The dogs do not want to discover this new taste. They may want to cover it, though. In the backyard, where it will not bother anyone ever again.
Even the disembodied head on the box looks skeptical. It is not even looking at the Magic Sauce Cubes. No one wants to.
And no one will thank you for this: not your dog, not the people you live with who have to look at this, and certainly not the cat (she's just glad she doesn't have to get involved). And naturally, you won't like it either. Imagine having to perform culinary magic with these horrible cubes! It "releases its own delicious sauce - like magic." No, just no.
Do you get the impression that this product was fairly short-lived?
[From Life, November 16, 1962.]

12 comments:
I don't know the history of this brand, but I remember Chuckwagon dogfood, and its promise of gravy-liciousness for Fido. Same deal...pour water on it and you get magic gravy. I thought this was a neat thing when I was a kid, as well as the ads the company used...a chuckwagon model/toy that would careen through the TV house and lead the dog to his reward...gravy-infested dry dog food. I wanted one of those wagons! This was btw in the late 70s or maybe early early 80s. This stuff here though...the Friskies cubes...has an ominous and uninviting shade of brown about it...maybe it needs refrigeration?
yeah, you know I was always skeptical of those - makes its own gravy dog foods.
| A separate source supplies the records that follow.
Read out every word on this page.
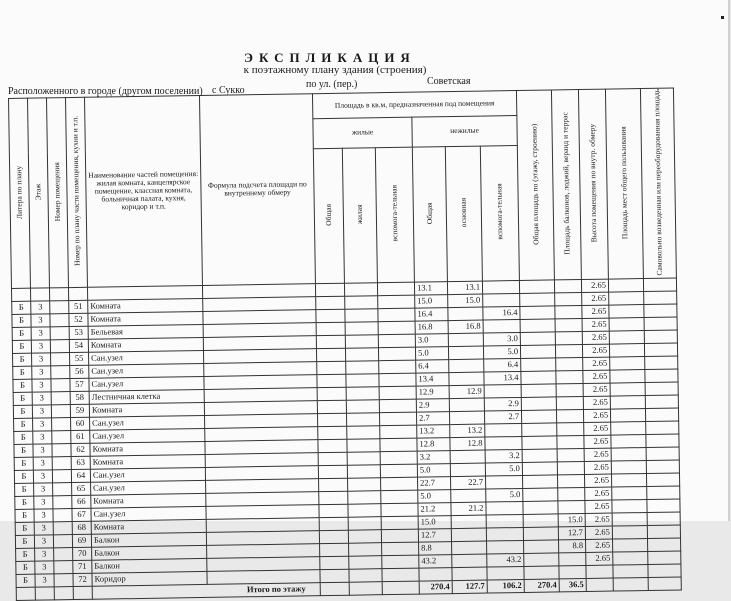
ЭКСПЛИКАЦИЯ
к поэтажному плану здания (строения)
Расположенного в городе (другом поселении) с Сукко
по ул. (пер.)	Советская
Литера по плану	Этаж	Номер помещения	Номер по плану части помещения, кухни и т.п.	Наименование частей помещения: жилая комната, канцелярское помещение, классная комната, больничная палата, кухня, коридор и т.п.	Формула подсчета площади по внутреннему обмеру	Площадь в кв.м, предназначенная под помещения						Общая площадь по (этажу, строению)	Площадь балконов, лоджий, веранд и террас	Высота помещения по внутр. обмеру	Площадь мест общего пользования	Самовольно возведенная или переоборудованная площадь
						жилые			нежилые							
						Общая	жилая	вспомога-тельная	Общая	основная	вспомога-тельная					
									13.1	13.1				2.65		
Б	3		51	Комната					15.0	15.0				2.65		
Б	3		52	Комната					16.4		16.4			2.65		
Б	3		53	Бельевая					16.8	16.8				2.65		
Б	3		54	Комната					3.0		3.0			2.65		
Б	3		55	Сан.узел					5.0		5.0			2.65		
Б	3		56	Сан.узел					6.4		6.4			2.65		
Б	3		57	Сан.узел					13.4		13.4			2.65		
Б	3		58	Лестничная клетка					12.9	12.9				2.65		
Б	3		59	Комната					2.9		2.9			2.65		
Б	3		60	Сан.узел					2.7		2.7			2.65		
Б	3		61	Сан.узел					13.2	13.2				2.65		
Б	3		62	Комната					12.8	12.8				2.65		
Б	3		63	Комната					3.2		3.2			2.65		
Б	3		64	Сан.узел					5.0		5.0			2.65		
Б	3		65	Сан.узел					22.7	22.7				2.65		
Б	3		66	Комната					5.0		5.0			2.65		
Б	3		67	Сан.узел					21.2	21.2				2.65		
Б	3		68	Комната					15.0				15.0	2.65		
Б	3		69	Балкон					12.7				12.7	2.65		
Б	3		70	Балкон					8.8				8.8	2.65		
Б	3		71	Балкон					43.2		43.2			2.65		
Б	3		72	Коридор												
				Итого по этажу					270.4	127.7	106.2	270.4	36.5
they always kind of bothered me...
Excuse me, but don't WE do the same thing with powdered gravy mixes? And what about bouillion cubes? I think because it was marketed as "magic" made it seem weirder than it really was. I remember this dog food and I'm pretty sure our dogs liked it, but I also think it was more expensive due to its "magic" properties.
In the movie 'Road Warrior', when Mel was sharing his dogfood with his dog, was that the magic cube gravy kind, or just the can? Was he improvising the scene, or was it planned? He is Mel Gibson, you know...
maybe id try it with the right condiment...
The dog on the box looks more like he's giving some serious thought to biting the hand that feeds him this nasty stuff....
my dog, mr. stubbs, would love it. but he also is a fan of eating his own, well, i won't quite go there.
yuk.
Michael - I remember those Gravy Train commercials too - I found them quite entrancing :)
Tracy - They are troubling, yes.
Christine - You're right of course - I think it is the cube aspect that bothers me so much.
Eric - I have no idea, having never seen a Mel Gibson movie, but - you never know.
Nooter - Which condiment is right, though?
Tori - I think so too.
heidi - Oh I agree, let's not go there! But I know what you mean ;)
I'll bet dogs really loved that toilet sauce. "Magic" carries a more majestic ring than "diarrhea".
P.L. Frederick (Small & Big)
Gosh, that stuff is quite disturbingly brown, isn't it?
I am feeling a little queasy just looking at that!
Remember that commercial for Chuck Wagon with the tiny little wagon pulled by tiny horses?
P.L. - And the word "Magic" is always, well, magic.
Richard - Disturbing is just the word.
Daisy - I do! I used to love that commercial.